Metalen: bestaan alleen uit metaal-atomen (zie binas 99)
Metaalbinding is aanwezig in de vaste en vloeibare fase. Elektrostatische aantrekkingskracht tussen positieve metaal-ionen en vrije elektronen.
Zouten: bestaan uit ionen van (meestal) metalen en niet-metalen (zie binas 99)
Ionbinding is aanwezig in vaste en vloeibare fase, dus niet bij opgeloste zouten. Elektrostatische aantrekkingskracht tussen positieve en negatieve ionen.
Moleculaire stoffen: bestaan alleen uit niet-metaal-atomen (zie binas 99)
Atoombinding: aanwezig binnen moleculen in vaste, vloeibare en gasfase en ook als de stof is opgelost. Delen van elektronenpaar(en) tussen twee atomen.
Polaire atoombinding: elektronenpaar wordt niet 'eerlijk' gedeeld door groot verschil in elektronegativiteit (zie binas 40). Er ontstaat hierdoor een ladingsverdeling waardoor het atoom met hoge elektronegativiteit een beetje negatief (δ-) wordt en het atoom met de lagere elektronegativiteit een beetje positief (δ+). Er ontstaat zo een dipool.

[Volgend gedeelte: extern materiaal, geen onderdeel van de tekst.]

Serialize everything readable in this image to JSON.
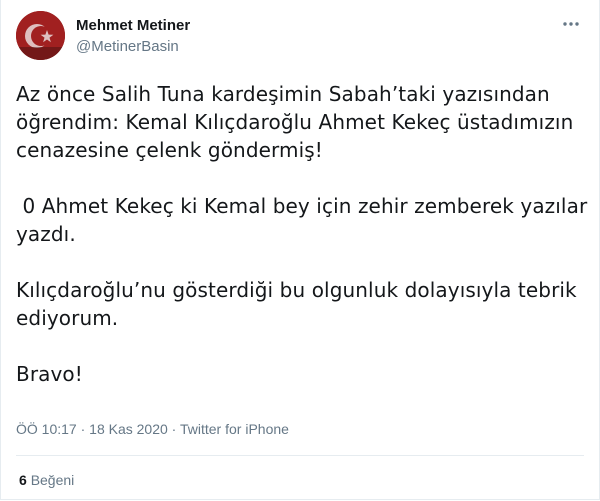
{
  "tweet": {
    "author": {
      "name": "Mehmet Metiner",
      "handle": "@MetinerBasin",
      "avatar_icon": "avatar-flag-icon"
    },
    "more_icon": "more-horizontal-icon",
    "paragraphs": [
      "Az önce Salih Tuna kardeşimin Sabah’taki yazısından öğrendim: Kemal Kılıçdaroğlu Ahmet Kekeç üstadımızın cenazesine çelenk göndermiş!",
      " 0 Ahmet Kekeç ki Kemal bey için zehir zemberek yazılar yazdı.",
      "Kılıçdaroğlu’nu gösterdiği bu olgunluk dolayısıyla tebrik ediyorum.",
      "Bravo!"
    ],
    "time": "ÖÖ 10:17",
    "separator": " · ",
    "date": "18 Kas 2020",
    "source": "Twitter for iPhone",
    "likes_count": "6",
    "likes_label": "Beğeni"
  },
  "colors": {
    "text_primary": "#14171a",
    "text_secondary": "#657786",
    "border": "#e6ecf0"
  }
}
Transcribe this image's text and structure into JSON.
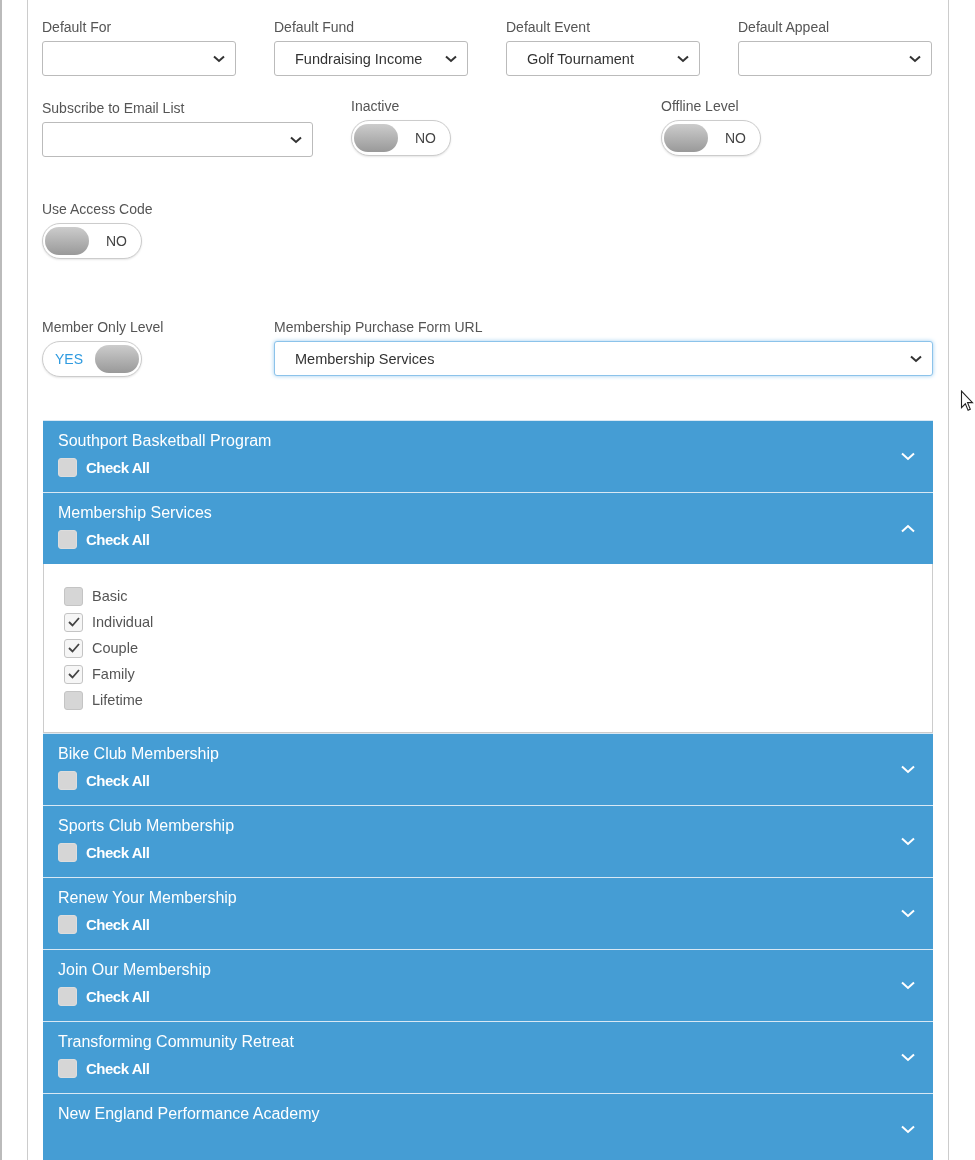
{
  "defaults": [
    {
      "label": "Default For"
    },
    {
      "label": "Default Fund",
      "value": "Fundraising Income"
    },
    {
      "label": "Default Event",
      "value": "Golf Tournament"
    },
    {
      "label": "Default Appeal"
    }
  ],
  "subscribe": {
    "label": "Subscribe to Email List"
  },
  "inactive": {
    "label": "Inactive",
    "on": false,
    "text": "NO"
  },
  "offline_level": {
    "label": "Offline Level",
    "on": false,
    "text": "NO"
  },
  "use_access_code": {
    "label": "Use Access Code",
    "on": false,
    "text": "NO"
  },
  "member_only_level": {
    "label": "Member Only Level",
    "on": true,
    "text": "YES"
  },
  "purchase_form_url": {
    "label": "Membership Purchase Form URL",
    "value": "Membership Services",
    "focused": true
  },
  "panels": [
    {
      "title": "Southport Basketball Program",
      "check_all": {
        "label": "Check All",
        "checked": false
      },
      "expanded": false
    },
    {
      "title": "Membership Services",
      "check_all": {
        "label": "Check All",
        "checked": false
      },
      "expanded": true,
      "items": [
        {
          "label": "Basic",
          "checked": false
        },
        {
          "label": "Individual",
          "checked": true
        },
        {
          "label": "Couple",
          "checked": true
        },
        {
          "label": "Family",
          "checked": true
        },
        {
          "label": "Lifetime",
          "checked": false
        }
      ]
    },
    {
      "title": "Bike Club Membership",
      "check_all": {
        "label": "Check All",
        "checked": false
      },
      "expanded": false
    },
    {
      "title": "Sports Club Membership",
      "check_all": {
        "label": "Check All",
        "checked": false
      },
      "expanded": false
    },
    {
      "title": "Renew Your Membership",
      "check_all": {
        "label": "Check All",
        "checked": false
      },
      "expanded": false
    },
    {
      "title": "Join Our Membership",
      "check_all": {
        "label": "Check All",
        "checked": false
      },
      "expanded": false
    },
    {
      "title": "Transforming Community Retreat",
      "check_all": {
        "label": "Check All",
        "checked": false
      },
      "expanded": false
    },
    {
      "title": "New England Performance Academy",
      "expanded": false
    }
  ]
}
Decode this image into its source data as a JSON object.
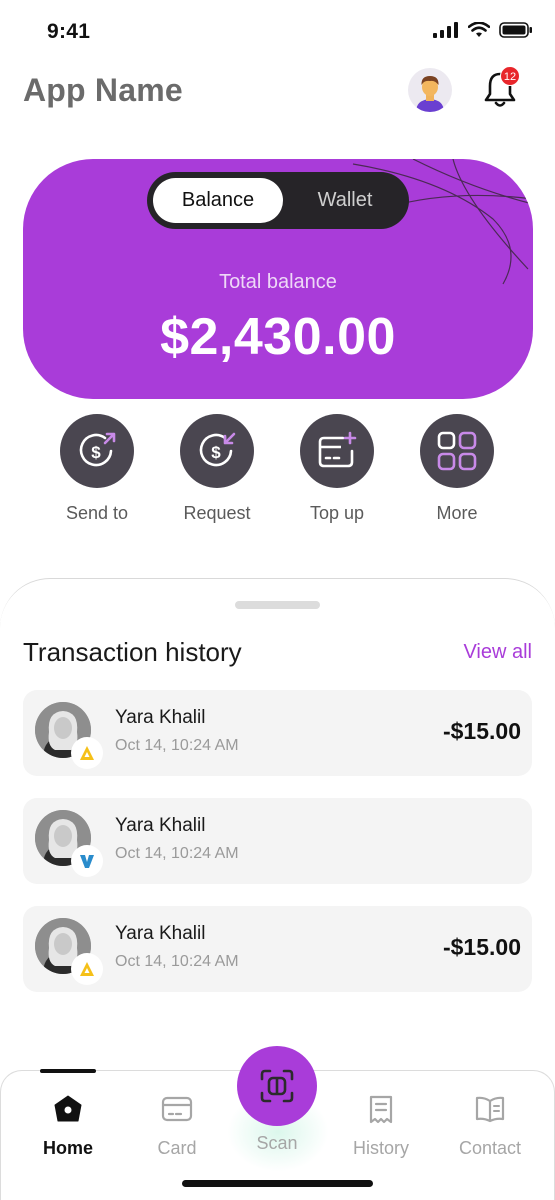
{
  "status_bar": {
    "time": "9:41"
  },
  "header": {
    "app_name": "App Name",
    "notification_count": "12",
    "avatar_icon": "user-avatar",
    "bell_icon": "bell-icon"
  },
  "balance_card": {
    "tabs": [
      "Balance",
      "Wallet"
    ],
    "active_tab": "Balance",
    "total_label": "Total balance",
    "total_amount": "$2,430.00",
    "color": "#a93cd9"
  },
  "quick_actions": [
    {
      "label": "Send to",
      "icon": "send-money-icon"
    },
    {
      "label": "Request",
      "icon": "request-money-icon"
    },
    {
      "label": "Top up",
      "icon": "top-up-card-icon"
    },
    {
      "label": "More",
      "icon": "grid-icon"
    }
  ],
  "transactions": {
    "title": "Transaction history",
    "view_all": "View all",
    "items": [
      {
        "name": "Yara Khalil",
        "date": "Oct 14, 10:24 AM",
        "amount": "-$15.00",
        "brand_icon": "yellow-a-logo-icon"
      },
      {
        "name": "Yara Khalil",
        "date": "Oct 14, 10:24 AM",
        "amount": "",
        "brand_icon": "blue-v-logo-icon"
      },
      {
        "name": "Yara Khalil",
        "date": "Oct 14, 10:24 AM",
        "amount": "-$15.00",
        "brand_icon": "yellow-a-logo-icon"
      }
    ]
  },
  "bottom_nav": {
    "items": [
      {
        "label": "Home",
        "icon": "home-icon",
        "active": true
      },
      {
        "label": "Card",
        "icon": "card-icon",
        "active": false
      },
      {
        "label": "Scan",
        "icon": "scan-icon",
        "active": false
      },
      {
        "label": "History",
        "icon": "receipt-icon",
        "active": false
      },
      {
        "label": "Contact",
        "icon": "book-icon",
        "active": false
      }
    ]
  },
  "colors": {
    "accent": "#a93cd9",
    "dark": "#4a4650",
    "badge": "#e8262b"
  }
}
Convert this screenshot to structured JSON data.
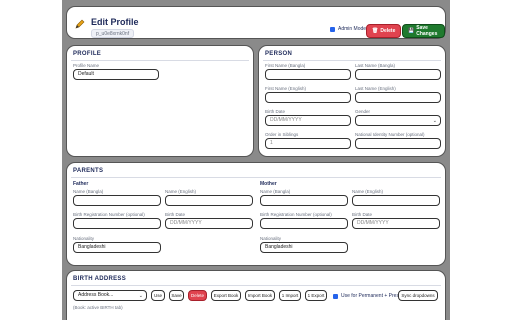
{
  "header": {
    "title": "Edit Profile",
    "profile_id": "p_u0e8xrnk0nf",
    "admin_label": "Admin Mode",
    "delete_label": "Delete",
    "save_label": "Save Changes"
  },
  "profile": {
    "section_title": "PROFILE",
    "name_label": "Profile Name",
    "name_value": "Default"
  },
  "person": {
    "section_title": "PERSON",
    "first_bn_label": "First Name (Bangla)",
    "last_bn_label": "Last Name (Bangla)",
    "first_en_label": "First Name (English)",
    "last_en_label": "Last Name (English)",
    "birth_label": "Birth Date",
    "birth_placeholder": "DD/MM/YYYY",
    "gender_label": "Gender",
    "order_label": "Order in Siblings",
    "order_placeholder": "1",
    "nid_label": "National Identity Number (optional)"
  },
  "parents": {
    "section_title": "PARENTS",
    "father": {
      "heading": "Father",
      "name_bn_label": "Name (Bangla)",
      "name_en_label": "Name (English)",
      "brn_label": "Birth Registration Number (optional)",
      "birth_label": "Birth Date",
      "birth_placeholder": "DD/MM/YYYY",
      "nationality_label": "Nationality",
      "nationality_value": "Bangladeshi"
    },
    "mother": {
      "heading": "Mother",
      "name_bn_label": "Name (Bangla)",
      "name_en_label": "Name (English)",
      "brn_label": "Birth Registration Number (optional)",
      "birth_label": "Birth Date",
      "birth_placeholder": "DD/MM/YYYY",
      "nationality_label": "Nationality",
      "nationality_value": "Bangladeshi"
    }
  },
  "birth_address": {
    "section_title": "BIRTH ADDRESS",
    "address_book_value": "Address Book...",
    "use_label": "Use",
    "save_label": "Save",
    "delete_label": "Delete",
    "export_book_label": "Export Book",
    "import_book_label": "Import Book",
    "import1_label": "1 Import",
    "export1_label": "1 Export",
    "use_for_label": "Use for Permanent + Present",
    "sync_label": "Sync dropdowns",
    "hint": "(Book: active BIRTH tab)"
  },
  "colors": {
    "accent": "#1e2a5a",
    "danger": "#e0434f",
    "success": "#1f7a2e",
    "backdrop": "#8a8a8a"
  }
}
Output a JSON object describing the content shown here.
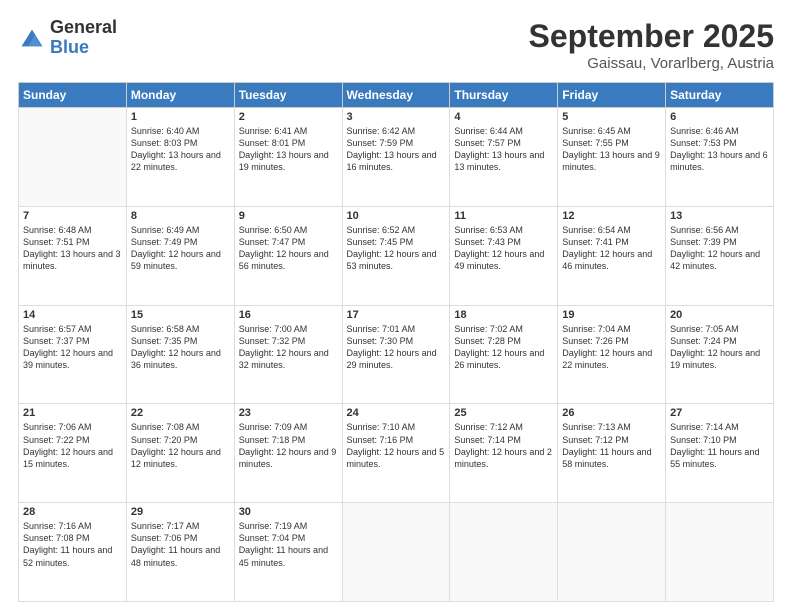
{
  "logo": {
    "general": "General",
    "blue": "Blue"
  },
  "title": {
    "month": "September 2025",
    "location": "Gaissau, Vorarlberg, Austria"
  },
  "weekdays": [
    "Sunday",
    "Monday",
    "Tuesday",
    "Wednesday",
    "Thursday",
    "Friday",
    "Saturday"
  ],
  "weeks": [
    [
      {
        "day": "",
        "sunrise": "",
        "sunset": "",
        "daylight": "",
        "empty": true
      },
      {
        "day": "1",
        "sunrise": "Sunrise: 6:40 AM",
        "sunset": "Sunset: 8:03 PM",
        "daylight": "Daylight: 13 hours and 22 minutes."
      },
      {
        "day": "2",
        "sunrise": "Sunrise: 6:41 AM",
        "sunset": "Sunset: 8:01 PM",
        "daylight": "Daylight: 13 hours and 19 minutes."
      },
      {
        "day": "3",
        "sunrise": "Sunrise: 6:42 AM",
        "sunset": "Sunset: 7:59 PM",
        "daylight": "Daylight: 13 hours and 16 minutes."
      },
      {
        "day": "4",
        "sunrise": "Sunrise: 6:44 AM",
        "sunset": "Sunset: 7:57 PM",
        "daylight": "Daylight: 13 hours and 13 minutes."
      },
      {
        "day": "5",
        "sunrise": "Sunrise: 6:45 AM",
        "sunset": "Sunset: 7:55 PM",
        "daylight": "Daylight: 13 hours and 9 minutes."
      },
      {
        "day": "6",
        "sunrise": "Sunrise: 6:46 AM",
        "sunset": "Sunset: 7:53 PM",
        "daylight": "Daylight: 13 hours and 6 minutes."
      }
    ],
    [
      {
        "day": "7",
        "sunrise": "Sunrise: 6:48 AM",
        "sunset": "Sunset: 7:51 PM",
        "daylight": "Daylight: 13 hours and 3 minutes."
      },
      {
        "day": "8",
        "sunrise": "Sunrise: 6:49 AM",
        "sunset": "Sunset: 7:49 PM",
        "daylight": "Daylight: 12 hours and 59 minutes."
      },
      {
        "day": "9",
        "sunrise": "Sunrise: 6:50 AM",
        "sunset": "Sunset: 7:47 PM",
        "daylight": "Daylight: 12 hours and 56 minutes."
      },
      {
        "day": "10",
        "sunrise": "Sunrise: 6:52 AM",
        "sunset": "Sunset: 7:45 PM",
        "daylight": "Daylight: 12 hours and 53 minutes."
      },
      {
        "day": "11",
        "sunrise": "Sunrise: 6:53 AM",
        "sunset": "Sunset: 7:43 PM",
        "daylight": "Daylight: 12 hours and 49 minutes."
      },
      {
        "day": "12",
        "sunrise": "Sunrise: 6:54 AM",
        "sunset": "Sunset: 7:41 PM",
        "daylight": "Daylight: 12 hours and 46 minutes."
      },
      {
        "day": "13",
        "sunrise": "Sunrise: 6:56 AM",
        "sunset": "Sunset: 7:39 PM",
        "daylight": "Daylight: 12 hours and 42 minutes."
      }
    ],
    [
      {
        "day": "14",
        "sunrise": "Sunrise: 6:57 AM",
        "sunset": "Sunset: 7:37 PM",
        "daylight": "Daylight: 12 hours and 39 minutes."
      },
      {
        "day": "15",
        "sunrise": "Sunrise: 6:58 AM",
        "sunset": "Sunset: 7:35 PM",
        "daylight": "Daylight: 12 hours and 36 minutes."
      },
      {
        "day": "16",
        "sunrise": "Sunrise: 7:00 AM",
        "sunset": "Sunset: 7:32 PM",
        "daylight": "Daylight: 12 hours and 32 minutes."
      },
      {
        "day": "17",
        "sunrise": "Sunrise: 7:01 AM",
        "sunset": "Sunset: 7:30 PM",
        "daylight": "Daylight: 12 hours and 29 minutes."
      },
      {
        "day": "18",
        "sunrise": "Sunrise: 7:02 AM",
        "sunset": "Sunset: 7:28 PM",
        "daylight": "Daylight: 12 hours and 26 minutes."
      },
      {
        "day": "19",
        "sunrise": "Sunrise: 7:04 AM",
        "sunset": "Sunset: 7:26 PM",
        "daylight": "Daylight: 12 hours and 22 minutes."
      },
      {
        "day": "20",
        "sunrise": "Sunrise: 7:05 AM",
        "sunset": "Sunset: 7:24 PM",
        "daylight": "Daylight: 12 hours and 19 minutes."
      }
    ],
    [
      {
        "day": "21",
        "sunrise": "Sunrise: 7:06 AM",
        "sunset": "Sunset: 7:22 PM",
        "daylight": "Daylight: 12 hours and 15 minutes."
      },
      {
        "day": "22",
        "sunrise": "Sunrise: 7:08 AM",
        "sunset": "Sunset: 7:20 PM",
        "daylight": "Daylight: 12 hours and 12 minutes."
      },
      {
        "day": "23",
        "sunrise": "Sunrise: 7:09 AM",
        "sunset": "Sunset: 7:18 PM",
        "daylight": "Daylight: 12 hours and 9 minutes."
      },
      {
        "day": "24",
        "sunrise": "Sunrise: 7:10 AM",
        "sunset": "Sunset: 7:16 PM",
        "daylight": "Daylight: 12 hours and 5 minutes."
      },
      {
        "day": "25",
        "sunrise": "Sunrise: 7:12 AM",
        "sunset": "Sunset: 7:14 PM",
        "daylight": "Daylight: 12 hours and 2 minutes."
      },
      {
        "day": "26",
        "sunrise": "Sunrise: 7:13 AM",
        "sunset": "Sunset: 7:12 PM",
        "daylight": "Daylight: 11 hours and 58 minutes."
      },
      {
        "day": "27",
        "sunrise": "Sunrise: 7:14 AM",
        "sunset": "Sunset: 7:10 PM",
        "daylight": "Daylight: 11 hours and 55 minutes."
      }
    ],
    [
      {
        "day": "28",
        "sunrise": "Sunrise: 7:16 AM",
        "sunset": "Sunset: 7:08 PM",
        "daylight": "Daylight: 11 hours and 52 minutes."
      },
      {
        "day": "29",
        "sunrise": "Sunrise: 7:17 AM",
        "sunset": "Sunset: 7:06 PM",
        "daylight": "Daylight: 11 hours and 48 minutes."
      },
      {
        "day": "30",
        "sunrise": "Sunrise: 7:19 AM",
        "sunset": "Sunset: 7:04 PM",
        "daylight": "Daylight: 11 hours and 45 minutes."
      },
      {
        "day": "",
        "sunrise": "",
        "sunset": "",
        "daylight": "",
        "empty": true
      },
      {
        "day": "",
        "sunrise": "",
        "sunset": "",
        "daylight": "",
        "empty": true
      },
      {
        "day": "",
        "sunrise": "",
        "sunset": "",
        "daylight": "",
        "empty": true
      },
      {
        "day": "",
        "sunrise": "",
        "sunset": "",
        "daylight": "",
        "empty": true
      }
    ]
  ]
}
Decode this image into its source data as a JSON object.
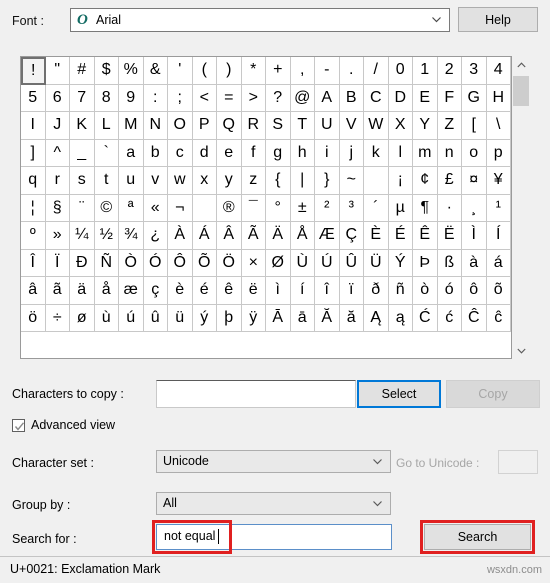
{
  "font_row": {
    "label": "Font :",
    "selected_font": "Arial",
    "font_icon": "opentype-o-icon",
    "help_label": "Help"
  },
  "grid": {
    "columns": 20,
    "selected_index": 0,
    "characters": [
      "!",
      "\"",
      "#",
      "$",
      "%",
      "&",
      "'",
      "(",
      ")",
      "*",
      "+",
      ",",
      "-",
      ".",
      "/",
      "0",
      "1",
      "2",
      "3",
      "4",
      "5",
      "6",
      "7",
      "8",
      "9",
      ":",
      ";",
      "<",
      "=",
      ">",
      "?",
      "@",
      "A",
      "B",
      "C",
      "D",
      "E",
      "F",
      "G",
      "H",
      "I",
      "J",
      "K",
      "L",
      "M",
      "N",
      "O",
      "P",
      "Q",
      "R",
      "S",
      "T",
      "U",
      "V",
      "W",
      "X",
      "Y",
      "Z",
      "[",
      "\\",
      "]",
      "^",
      "_",
      "`",
      "a",
      "b",
      "c",
      "d",
      "e",
      "f",
      "g",
      "h",
      "i",
      "j",
      "k",
      "l",
      "m",
      "n",
      "o",
      "p",
      "q",
      "r",
      "s",
      "t",
      "u",
      "v",
      "w",
      "x",
      "y",
      "z",
      "{",
      "|",
      "}",
      "~",
      " ",
      "¡",
      "¢",
      "£",
      "¤",
      "¥",
      "¦",
      "§",
      "¨",
      "©",
      "ª",
      "«",
      "¬",
      "­",
      "®",
      "¯",
      "°",
      "±",
      "²",
      "³",
      "´",
      "µ",
      "¶",
      "·",
      "¸",
      "¹",
      "º",
      "»",
      "¼",
      "½",
      "¾",
      "¿",
      "À",
      "Á",
      "Â",
      "Ã",
      "Ä",
      "Å",
      "Æ",
      "Ç",
      "È",
      "É",
      "Ê",
      "Ë",
      "Ì",
      "Í",
      "Î",
      "Ï",
      "Ð",
      "Ñ",
      "Ò",
      "Ó",
      "Ô",
      "Õ",
      "Ö",
      "×",
      "Ø",
      "Ù",
      "Ú",
      "Û",
      "Ü",
      "Ý",
      "Þ",
      "ß",
      "à",
      "á",
      "â",
      "ã",
      "ä",
      "å",
      "æ",
      "ç",
      "è",
      "é",
      "ê",
      "ë",
      "ì",
      "í",
      "î",
      "ï",
      "ð",
      "ñ",
      "ò",
      "ó",
      "ô",
      "õ",
      "ö",
      "÷",
      "ø",
      "ù",
      "ú",
      "û",
      "ü",
      "ý",
      "þ",
      "ÿ",
      "Ā",
      "ā",
      "Ă",
      "ă",
      "Ą",
      "ą",
      "Ć",
      "ć",
      "Ĉ",
      "ĉ"
    ]
  },
  "scrollbar": {
    "up_icon": "chevron-up-icon",
    "down_icon": "chevron-down-icon"
  },
  "copy_row": {
    "label": "Characters to copy :",
    "input_value": "",
    "select_label": "Select",
    "copy_label": "Copy",
    "copy_disabled": true
  },
  "advanced": {
    "label": "Advanced view",
    "checked": true
  },
  "character_set": {
    "label": "Character set :",
    "value": "Unicode"
  },
  "go_to_unicode": {
    "label": "Go to Unicode :",
    "value": "",
    "disabled": true
  },
  "group_by": {
    "label": "Group by :",
    "value": "All"
  },
  "search": {
    "label": "Search for :",
    "value": "not equal",
    "button_label": "Search"
  },
  "status": {
    "text": "U+0021: Exclamation Mark",
    "watermark": "wsxdn.com"
  },
  "colors": {
    "window_bg": "#f0f0f0",
    "accent_focus": "#0078d7",
    "annotation_red": "#e02020",
    "opentype_icon": "#126b63"
  }
}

Apolaire atoombinding: elektronenpaar wordt 'eerlijk' gedeeld door weinig verschil in elektronegativiteit (zie binas 40). Er ontstaat hierdoor geen ladingsverdeling.
Vanderwaalsbinding (molecuulbinding): tussen moleculen in vaste fase en vloeibare fase.
Waterstofbruggen (molecuulbinding): tussen moleculen met een O-H en/of N-H groep in vaste fase en vloeibare fase.
Hydrofoob: voornamelijk apolaire atoombindingen waardoor slecht oplosbaar in water en goed in olie. Stoffen met C-C, C-H bindingen en bindingen tussen dezelfde atoomsoort.
Hydrofiel: veel polaire atoombindingen of ladingen waardoor goed oplosbaar in water en slecht in olie. Stoffen met O-H, N-H en C=O bindingen en plus- en/of min-ladingen.